São peixes criados para alimentação humana. A sua carne é bastante apreciada, pois é leve e saborosa. Em algumas regiões, o peixe é colocado nos arrozais, depois de plantado o arroz, onde cresce até ao tamanho pronto para consumo (12–15 cm), na mesma época em que o arroz está pronto para a colheita. A tilápia-do-nilofoi um dos primeiros peixes a serem criados em aquicultura pelos antigos egípcios (quatro mil anos). É um excelente controle biológico para alguns problemas de infestações de plantas aquáticas. Quanto à reprodução, prepara o ninho numa área limpa, em água rasa onde a quantidade do oxigênio é abundante. A fêmea deposita os ovos, que são fertilizados pelo macho, de uma dúzia até mais de dois mil. Altamente prolífera, pode gerar quatro desovas por ano, em águas com a temperatura ideal.
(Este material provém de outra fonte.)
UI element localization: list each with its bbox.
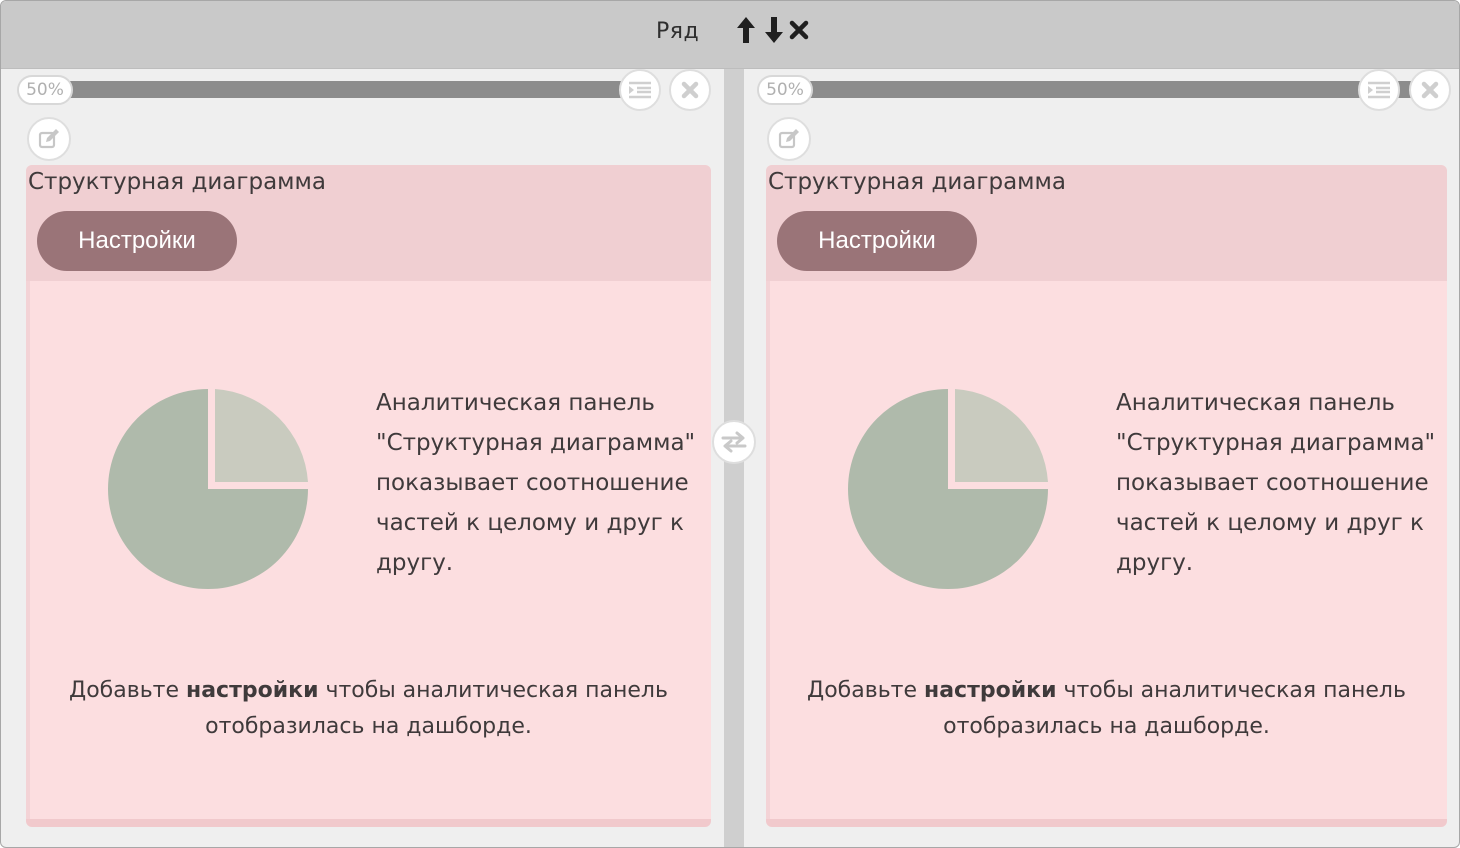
hint-settings-link: настройки [924, 678, 1057, 703]
column-right: 50% Структурная диаграмма Настройки Анал… [744, 69, 1459, 847]
arrow-down-icon [765, 17, 783, 43]
move-row-up-button[interactable] [735, 15, 757, 45]
column-menu-button[interactable] [1358, 69, 1400, 111]
hint-prefix: Добавьте [69, 678, 187, 703]
widget-description: Аналитическая панель "Структурная диагра… [376, 390, 696, 576]
widget-panel: Структурная диаграмма Настройки Аналитич… [26, 165, 711, 827]
widget-hint: Добавьте настройки чтобы аналитическая п… [766, 673, 1447, 745]
settings-button[interactable]: Настройки [37, 211, 237, 271]
widget-title: Структурная диаграмма [768, 169, 1066, 195]
edit-icon [778, 129, 799, 149]
widget-title: Структурная диаграмма [28, 169, 326, 195]
column-width-badge: 50% [757, 75, 813, 105]
move-row-down-button[interactable] [763, 15, 785, 45]
dashboard-row-editor: Ряд 50% Структурная диаграмма Настройки … [0, 0, 1460, 848]
column-remove-button[interactable] [669, 69, 711, 111]
close-icon [789, 20, 809, 40]
hint-prefix: Добавьте [807, 678, 925, 703]
row-title: Ряд [656, 19, 700, 44]
widget-panel-header: Структурная диаграмма Настройки [26, 165, 711, 281]
widget-edit-button[interactable] [767, 117, 811, 161]
column-width-bar[interactable] [61, 81, 631, 98]
swap-columns-button[interactable] [712, 420, 756, 464]
pie-chart-placeholder-icon [848, 389, 1048, 589]
close-icon [1421, 81, 1439, 99]
swap-icon [721, 431, 747, 453]
widget-description: Аналитическая панель "Структурная диагра… [1116, 390, 1436, 576]
widget-hint: Добавьте настройки чтобы аналитическая п… [26, 673, 711, 745]
hint-settings-link: настройки [186, 678, 319, 703]
row-header: Ряд [1, 1, 1459, 69]
list-indent-icon [629, 81, 651, 99]
list-indent-icon [1368, 81, 1390, 99]
widget-edit-button[interactable] [27, 117, 71, 161]
column-menu-button[interactable] [619, 69, 661, 111]
close-icon [681, 81, 699, 99]
column-width-bar[interactable] [801, 81, 1421, 98]
column-remove-button[interactable] [1409, 69, 1451, 111]
column-width-badge: 50% [17, 75, 73, 105]
edit-icon [38, 129, 59, 149]
column-left: 50% Структурная диаграмма Настройки Анал… [1, 69, 724, 847]
arrow-up-icon [737, 17, 755, 43]
widget-panel: Структурная диаграмма Настройки Аналитич… [766, 165, 1447, 827]
pie-chart-placeholder-icon [108, 389, 308, 589]
widget-panel-header: Структурная диаграмма Настройки [766, 165, 1447, 281]
delete-row-button[interactable] [788, 15, 810, 45]
settings-button[interactable]: Настройки [777, 211, 977, 271]
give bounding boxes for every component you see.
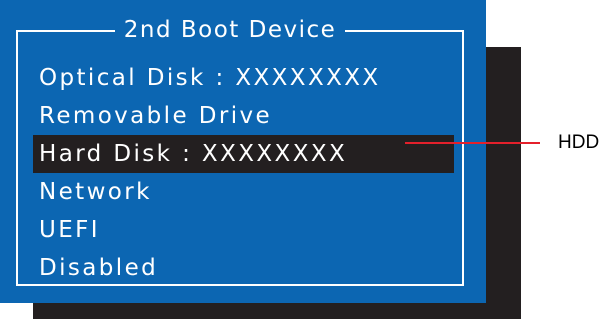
boot-option-disabled[interactable]: Disabled: [33, 249, 454, 287]
boot-option-optical-disk[interactable]: Optical Disk : XXXXXXXX: [33, 59, 454, 97]
dialog-title-bar: 2nd Boot Device: [0, 16, 486, 46]
callout-label: HDD: [558, 132, 600, 153]
bios-screen: 2nd Boot Device Optical Disk : XXXXXXXX …: [0, 0, 609, 319]
boot-option-removable-drive[interactable]: Removable Drive: [33, 97, 454, 135]
boot-option-network[interactable]: Network: [33, 173, 454, 211]
boot-device-dialog: 2nd Boot Device Optical Disk : XXXXXXXX …: [0, 0, 486, 303]
boot-option-hard-disk[interactable]: Hard Disk : XXXXXXXX: [33, 135, 454, 173]
callout-pointer-line: [405, 142, 540, 144]
boot-option-list: Optical Disk : XXXXXXXX Removable Drive …: [33, 59, 454, 287]
boot-option-uefi[interactable]: UEFI: [33, 211, 454, 249]
dialog-title: 2nd Boot Device: [114, 16, 346, 44]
Além de ser um peixe delicioso, tem uma grande variedade de benefícios para saúde, incluindo a sua capacidade em ajudar a reduzir o peso, aumentar o metabolismo, acelerar a reparação e crescimento em todo o corpo, construir ossos fortes, reduzir o risco de várias doenças crônicas. Também equilibra os níveis de triglicérides, previne a artrite, protege contra o declínio cognitivo, previne vários tipos de câncer, reduz os sinais de envelhecimento, melhora a saúde do cabelo e fortalecer seu sistema imunológico. É altamente valorizada como fonte de frutos do mar, devido às suas muitas qualidades, que são atribuídas a sua riqueza de nutrientes, tais como vitaminas e minerais, incluindo quantidades significativas de proteínas, omega-3, os ácidos gordos, selênio, fósforo, potássio, vitamina B12, niacina, vitamina B6, e ácido pantotênico.